Asked if the team got enough in return for Stanton, Jeter pointed out that they got $265 million of relief that will give them the flexibility to do what they want to do.

“We gave a gift, right?” Jeter said. “I hope every gift I give returns $265 million.”

Manfred told The Dan Le Batard Show that he only first received the ownership group’s payroll plan two days ago.

“This is really simple,” Manfred told ESPN Radio. “We approved a very well-funded group that made numerous presentations to us about their commitment to provide winning baseball in South Florida over the long haul. That’s generally what we look for in the approval process.

“We don’t get into, are you going to trade ‘Player X’ or ‘Player Y’ at a particular point in time, nor do we ask them to make a commitment to people before they even got in and made an evaluation of their talent level, their ability to win with the people that they have. That’s just not how the ownership process works.”

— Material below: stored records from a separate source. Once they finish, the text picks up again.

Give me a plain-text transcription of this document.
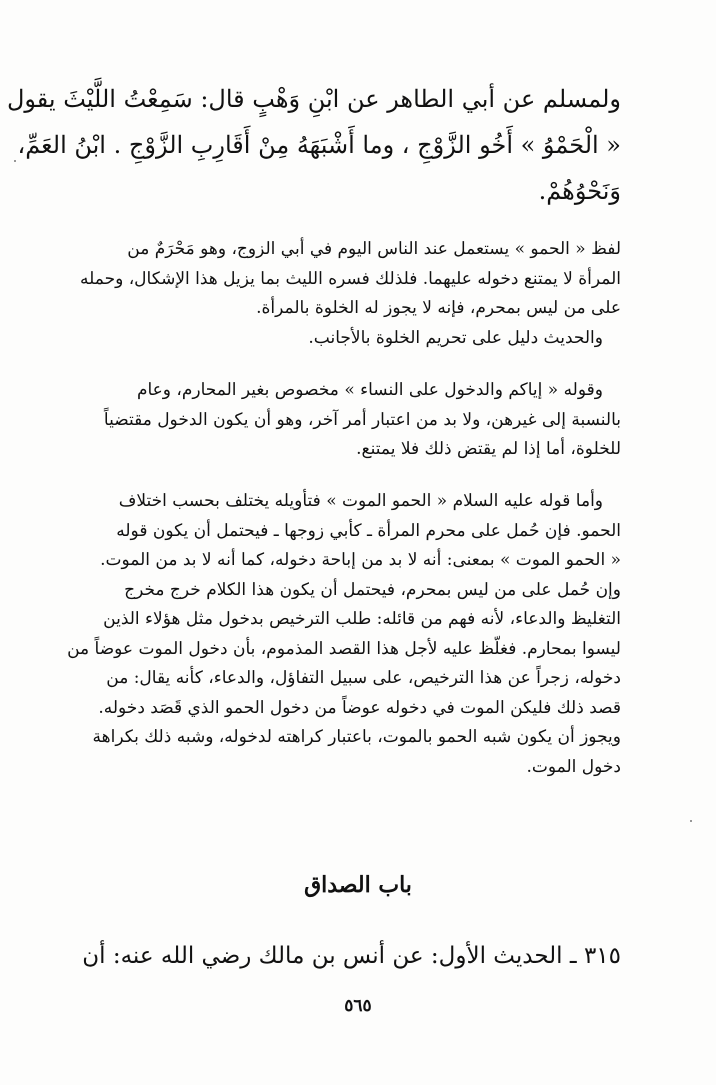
ولمسلم عن أبي الطاهر عن ابْنِ وَهْبٍ قال: سَمِعْتُ اللَّيْثَ يقول
« الْحَمْوُ » أَخُو الزَّوْجِ ، وما أَشْبَهَهُ مِنْ أَقَارِبِ الزَّوْجِ . ابْنُ العَمِّ،
وَنَحْوُهُمْ.
لفظ « الحمو » يستعمل عند الناس اليوم في أبي الزوج، وهو مَحْرَمٌ من
المرأة لا يمتنع دخوله عليهما. فلذلك فسره الليث بما يزيل هذا الإشكال، وحمله
على من ليس بمحرم، فإنه لا يجوز له الخلوة بالمرأة.
والحديث دليل على تحريم الخلوة بالأجانب.
وقوله « إياكم والدخول على النساء » مخصوص بغير المحارم، وعام
بالنسبة إلى غيرهن، ولا بد من اعتبار أمر آخر، وهو أن يكون الدخول مقتضياً
للخلوة، أما إذا لم يقتض ذلك فلا يمتنع.
وأما قوله عليه السلام « الحمو الموت » فتأويله يختلف بحسب اختلاف
الحمو. فإن حُمل على محرم المرأة ـ كأبي زوجها ـ فيحتمل أن يكون قوله
« الحمو الموت » بمعنى: أنه لا بد من إباحة دخوله، كما أنه لا بد من الموت.
وإن حُمل على من ليس بمحرم، فيحتمل أن يكون هذا الكلام خرج مخرج
التغليظ والدعاء، لأنه فهم من قائله: طلب الترخيص بدخول مثل هؤلاء الذين
ليسوا بمحارم. فغلّظ عليه لأجل هذا القصد المذموم، بأن دخول الموت عوضاً من
دخوله، زجراً عن هذا الترخيص، على سبيل التفاؤل، والدعاء، كأنه يقال: من
قصد ذلك فليكن الموت في دخوله عوضاً من دخول الحمو الذي قَصَد دخوله.
ويجوز أن يكون شبه الحمو بالموت، باعتبار كراهته لدخوله، وشبه ذلك بكراهة
دخول الموت.
باب الصداق
٣١٥ ـ الحديث الأول: عن أنس بن مالك رضي الله عنه: أن
٥٦٥
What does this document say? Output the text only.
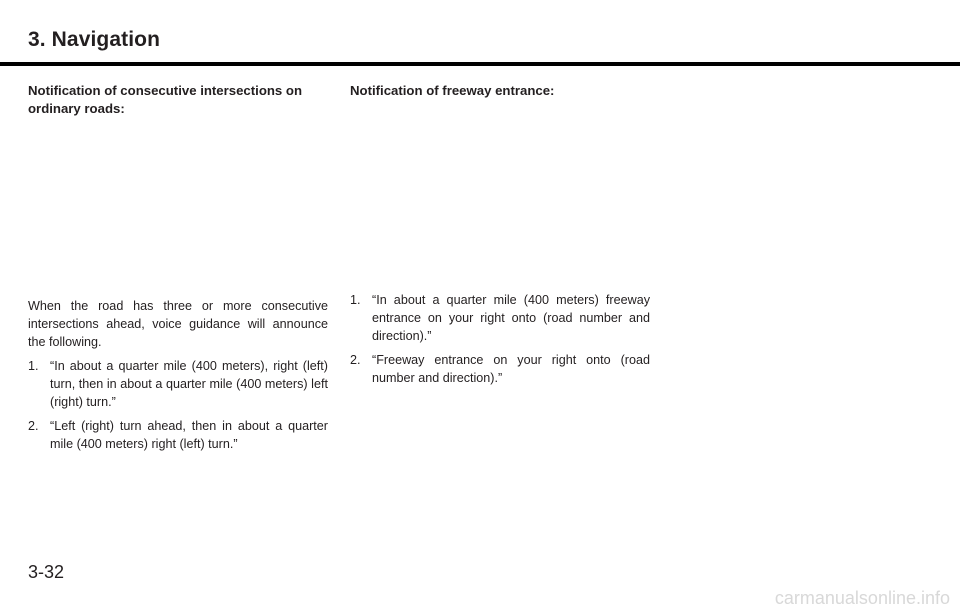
3. Navigation

Notification of consecutive intersections on ordinary roads:

When the road has three or more consecutive intersections ahead, voice guidance will announce the following.

1. “In about a quarter mile (400 meters), right (left) turn, then in about a quarter mile (400 meters) left (right) turn.”
2. “Left (right) turn ahead, then in about a quarter mile (400 meters) right (left) turn.”

Notification of freeway entrance:

1. “In about a quarter mile (400 meters) freeway entrance on your right onto (road number and direction).”
2. “Freeway entrance on your right onto (road number and direction).”
3-32
carmanualsonline.info
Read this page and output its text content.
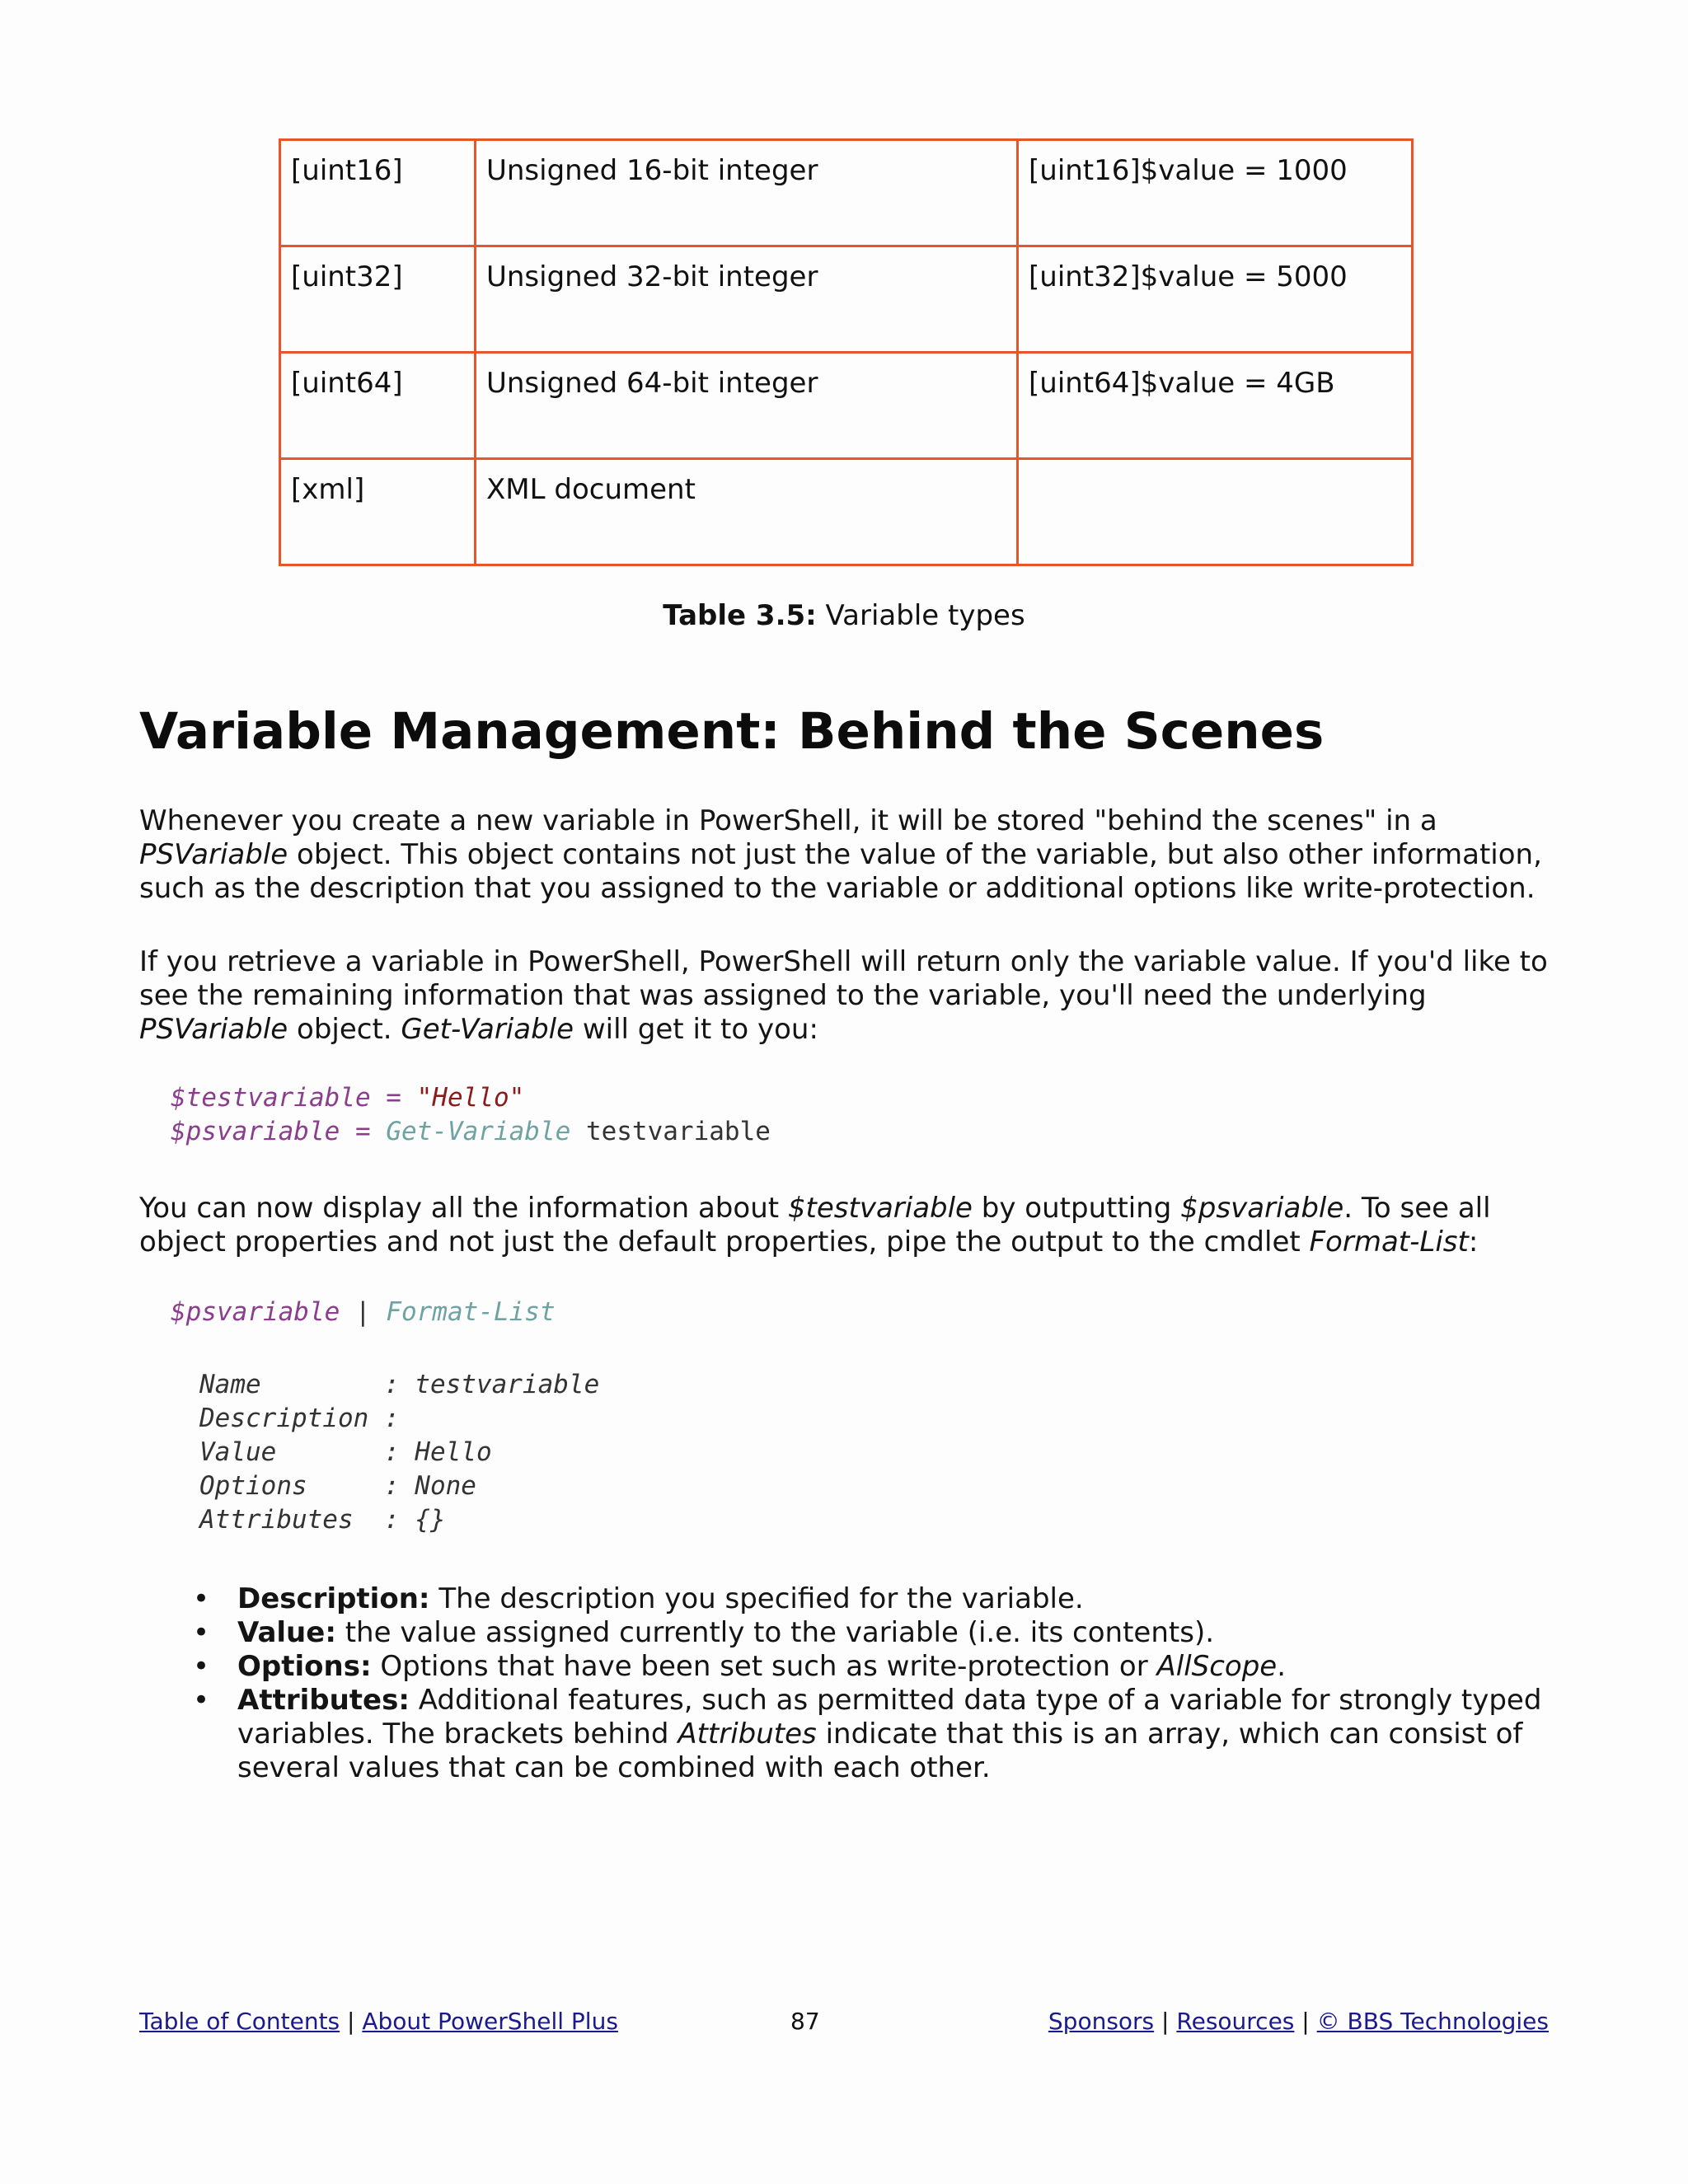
[uint16]	Unsigned 16-bit integer	[uint16]$value = 1000
[uint32]	Unsigned 32-bit integer	[uint32]$value = 5000
[uint64]	Unsigned 64-bit integer	[uint64]$value = 4GB
[xml]	XML document	
Table 3.5: Variable types
Variable Management: Behind the Scenes

Whenever you create a new variable in PowerShell, it will be stored "behind the scenes" in a PSVariable object. This object contains not just the value of the variable, but also other information, such as the description that you assigned to the variable or additional options like write-protection.

If you retrieve a variable in PowerShell, PowerShell will return only the variable value. If you'd like to see the remaining information that was assigned to the variable, you'll need the underlying PSVariable object. Get-Variable will get it to you:

$testvariable = "Hello"
$psvariable = Get-Variable testvariable

You can now display all the information about $testvariable by outputting $psvariable. To see all object properties and not just the default properties, pipe the output to the cmdlet Format-List:

$psvariable | Format-List
Name        : testvariable
Description :
Value       : Hello
Options     : None
Attributes  : {}
• Description: The description you specified for the variable.
• Value: the value assigned currently to the variable (i.e. its contents).
• Options: Options that have been set such as write-protection or AllScope.
• Attributes: Additional features, such as permitted data type of a variable for strongly typed variables. The brackets behind Attributes indicate that this is an array, which can consist of several values that can be combined with each other.
Table of Contents | About PowerShell Plus	87	Sponsors | Resources | © BBS Technologies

Manfred said he was “fully aware” of the angry reaction of the fan base in South Florida, but also urged patience.

“I said this before,” Manfred said. “This group deserves a fair opportunity to demonstrate that they have a long-term commitment to winning.”

Manfred also pointed to the team’s past successes after similar overhauls in the past.

“I understand the concerns that have been expressed in South Florida,” Manfred told ESPN Radio. “… There have been two World Series champions in South Florida. Whether people like everything that’s happened in between, after, or not, there are a lot of markets that would make that trade in terms of having those two World Series champions.”